Projeto de R$ 10 milhões vai garantir fornecimento de farol e de 200 casas

A dez quilômetros da Praia de Ipanema, ondas vão gerar a energia para abastecer o farol e casas da Marinha da Ilha Rasa, já no segundo semestre do ano que vem. No mesmo período,sete painéis solares instalados nos estacionamentos da Ilha do Fundão serão fonte alternativa para a universidade. No momento em que cientistas alertam para a necessidade de frear o aquecimento global, inovações tecnológicas que exigiram investimentos de R$ 10 milhões colocam o Rio na vanguarda de projetos de energias limpas.

O projeto carioca de geração de energia por ondas marinhas foi desenvolvido pela Seahorse Wave Energy, que cresceu na incubadora da Coppe/UFRJ, e recebeu R$ 8,2 milhões de Furnas, do Programa de Pesquisa Científica e Desenvolvimento Tecnológico da Agência Nacional de Energia Elétrica (Aneel). Hoje, somente o Porto de Pecém, no Ceará, transforma energia das ondas em eletricidade.

O modelo desenvolvido para o litoral do Rio é inovador.

– Esta unidade de geração de energia ficará no mar, enquanto no Ceará a planta fica num quebra-mar industrial. Nosso objetivo é mostrar que o projeto é competitivo para fornecimento de energia em ilhas e em plataformas de pré-sal

– diz o gerente de Pesquisa e Inovação de Furnas, Renato Norbert, acrescentando que serão usados componentes fabricados no Brasil.

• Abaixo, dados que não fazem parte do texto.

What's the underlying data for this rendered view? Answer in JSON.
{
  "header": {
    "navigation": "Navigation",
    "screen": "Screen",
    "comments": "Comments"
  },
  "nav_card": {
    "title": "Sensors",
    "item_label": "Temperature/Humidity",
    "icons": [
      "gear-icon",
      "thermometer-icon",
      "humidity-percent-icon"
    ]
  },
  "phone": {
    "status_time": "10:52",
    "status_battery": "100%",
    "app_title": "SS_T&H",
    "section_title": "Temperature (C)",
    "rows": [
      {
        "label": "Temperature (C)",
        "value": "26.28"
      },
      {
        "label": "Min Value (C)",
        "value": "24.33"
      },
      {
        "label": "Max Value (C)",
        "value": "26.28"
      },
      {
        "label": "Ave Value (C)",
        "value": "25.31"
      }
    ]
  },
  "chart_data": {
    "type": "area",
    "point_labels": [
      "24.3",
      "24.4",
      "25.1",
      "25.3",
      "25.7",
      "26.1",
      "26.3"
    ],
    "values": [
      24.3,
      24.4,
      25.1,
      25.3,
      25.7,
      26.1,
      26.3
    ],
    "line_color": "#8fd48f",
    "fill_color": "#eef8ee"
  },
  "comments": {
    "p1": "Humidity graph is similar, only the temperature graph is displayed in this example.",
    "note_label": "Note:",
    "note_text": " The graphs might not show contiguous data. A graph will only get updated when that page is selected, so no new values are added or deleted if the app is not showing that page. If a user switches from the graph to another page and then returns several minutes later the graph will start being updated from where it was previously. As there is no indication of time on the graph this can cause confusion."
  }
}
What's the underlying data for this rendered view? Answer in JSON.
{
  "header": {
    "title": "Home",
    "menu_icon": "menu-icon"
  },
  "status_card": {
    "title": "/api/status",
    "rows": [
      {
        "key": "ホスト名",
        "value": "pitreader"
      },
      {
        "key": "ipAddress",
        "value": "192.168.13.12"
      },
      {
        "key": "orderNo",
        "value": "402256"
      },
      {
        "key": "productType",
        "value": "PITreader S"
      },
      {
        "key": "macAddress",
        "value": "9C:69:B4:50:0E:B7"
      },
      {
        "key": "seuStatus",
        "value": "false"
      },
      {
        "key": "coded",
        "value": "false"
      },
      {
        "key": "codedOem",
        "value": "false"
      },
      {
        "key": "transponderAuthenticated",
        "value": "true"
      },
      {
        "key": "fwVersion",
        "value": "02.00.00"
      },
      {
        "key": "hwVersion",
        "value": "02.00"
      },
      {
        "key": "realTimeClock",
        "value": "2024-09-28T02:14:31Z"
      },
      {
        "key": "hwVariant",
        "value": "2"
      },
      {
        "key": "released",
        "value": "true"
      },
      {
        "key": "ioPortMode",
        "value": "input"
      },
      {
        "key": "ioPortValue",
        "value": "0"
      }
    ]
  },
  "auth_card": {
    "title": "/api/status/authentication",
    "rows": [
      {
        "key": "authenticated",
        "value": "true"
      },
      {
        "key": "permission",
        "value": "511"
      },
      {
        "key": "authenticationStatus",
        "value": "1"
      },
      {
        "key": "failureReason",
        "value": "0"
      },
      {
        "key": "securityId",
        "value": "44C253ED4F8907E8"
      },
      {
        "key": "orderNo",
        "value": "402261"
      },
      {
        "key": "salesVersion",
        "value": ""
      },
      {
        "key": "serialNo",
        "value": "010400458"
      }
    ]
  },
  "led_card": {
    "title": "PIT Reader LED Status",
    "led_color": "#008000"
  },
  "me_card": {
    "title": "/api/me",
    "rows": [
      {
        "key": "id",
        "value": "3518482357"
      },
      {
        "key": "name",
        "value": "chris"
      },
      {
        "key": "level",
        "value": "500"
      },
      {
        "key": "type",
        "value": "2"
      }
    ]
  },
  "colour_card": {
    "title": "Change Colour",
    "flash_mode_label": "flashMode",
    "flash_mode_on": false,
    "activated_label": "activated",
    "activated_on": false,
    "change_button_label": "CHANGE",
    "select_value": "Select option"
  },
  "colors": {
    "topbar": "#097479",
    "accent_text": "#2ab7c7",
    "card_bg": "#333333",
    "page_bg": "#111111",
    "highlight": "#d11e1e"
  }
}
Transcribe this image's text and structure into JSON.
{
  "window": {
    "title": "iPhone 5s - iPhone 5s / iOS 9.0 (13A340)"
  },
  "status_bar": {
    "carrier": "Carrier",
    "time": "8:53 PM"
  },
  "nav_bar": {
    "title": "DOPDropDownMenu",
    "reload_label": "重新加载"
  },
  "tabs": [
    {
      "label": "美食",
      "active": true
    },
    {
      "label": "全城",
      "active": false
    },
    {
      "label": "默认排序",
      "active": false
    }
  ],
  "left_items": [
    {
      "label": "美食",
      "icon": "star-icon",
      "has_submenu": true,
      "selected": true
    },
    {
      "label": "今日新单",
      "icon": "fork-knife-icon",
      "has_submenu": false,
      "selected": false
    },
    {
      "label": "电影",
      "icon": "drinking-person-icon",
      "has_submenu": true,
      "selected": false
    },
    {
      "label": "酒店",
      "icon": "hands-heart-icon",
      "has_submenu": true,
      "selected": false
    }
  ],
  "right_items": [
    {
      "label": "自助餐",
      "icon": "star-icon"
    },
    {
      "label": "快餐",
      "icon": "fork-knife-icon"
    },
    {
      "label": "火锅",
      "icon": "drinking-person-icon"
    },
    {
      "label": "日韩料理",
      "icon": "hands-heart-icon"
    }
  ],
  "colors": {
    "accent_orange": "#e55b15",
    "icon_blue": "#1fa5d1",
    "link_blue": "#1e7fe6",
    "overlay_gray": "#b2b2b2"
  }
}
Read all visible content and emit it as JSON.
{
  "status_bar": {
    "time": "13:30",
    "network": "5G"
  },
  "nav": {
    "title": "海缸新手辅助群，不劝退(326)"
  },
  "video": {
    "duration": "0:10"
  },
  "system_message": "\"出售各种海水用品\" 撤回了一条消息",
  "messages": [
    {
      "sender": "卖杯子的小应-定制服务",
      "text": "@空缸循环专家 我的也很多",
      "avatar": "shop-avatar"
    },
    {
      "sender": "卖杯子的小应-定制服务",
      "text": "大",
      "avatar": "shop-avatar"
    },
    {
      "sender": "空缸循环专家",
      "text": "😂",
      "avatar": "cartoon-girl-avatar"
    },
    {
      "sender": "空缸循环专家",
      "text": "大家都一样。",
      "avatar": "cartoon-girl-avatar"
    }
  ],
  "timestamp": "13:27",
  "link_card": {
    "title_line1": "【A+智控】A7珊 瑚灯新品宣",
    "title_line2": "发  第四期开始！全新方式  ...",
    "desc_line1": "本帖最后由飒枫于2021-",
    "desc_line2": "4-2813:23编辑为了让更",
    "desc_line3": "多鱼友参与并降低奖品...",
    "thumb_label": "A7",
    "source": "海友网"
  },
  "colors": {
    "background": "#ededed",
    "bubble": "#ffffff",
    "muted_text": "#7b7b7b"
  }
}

Um gerador que não faz barulho e nem gera poluentes – Sete painéis solares também vão fornecer para campus da UFRJ:

Além de não fazer barulho e não gerar poluentes, a pequena usina marinha irá causar pouco impacto visual, pois será instalada ao sul da Ilha Rasa, sem que possa ser avistada da costa. Com 25 metros de altura, o gerador, em formato de torre, será instalado a 200 metros da ilha, no litoral da Zona Sul. Terá capacidade para gerar 100 quilowatts, o suficiente para abastecer 200 residências – aproximadamente 800 pessoas – fora do horário de pico.

Outro projeto inovador da UFRJ inclui sete painéis solares que ficarão instalados nos estacionamentos produzindo energia e, de quebra, gerando sombra para os carros. Um equipamento semelhante será montado no teto do hospital pediátrico. Coordenador do projeto, que custou R$ 1,8 milhão, o engenheiro Edson Watanabe, vice-diretor da Coppe, espera que a energia renovável comece a circular pela Ilha do Fundão após a Copa.

O projeto é financiado pelo Fundo Verde, criado por um decreto estadual e abastecido com a parcela do ICMS que a UFRJ normalmente paga em sua conta de luz.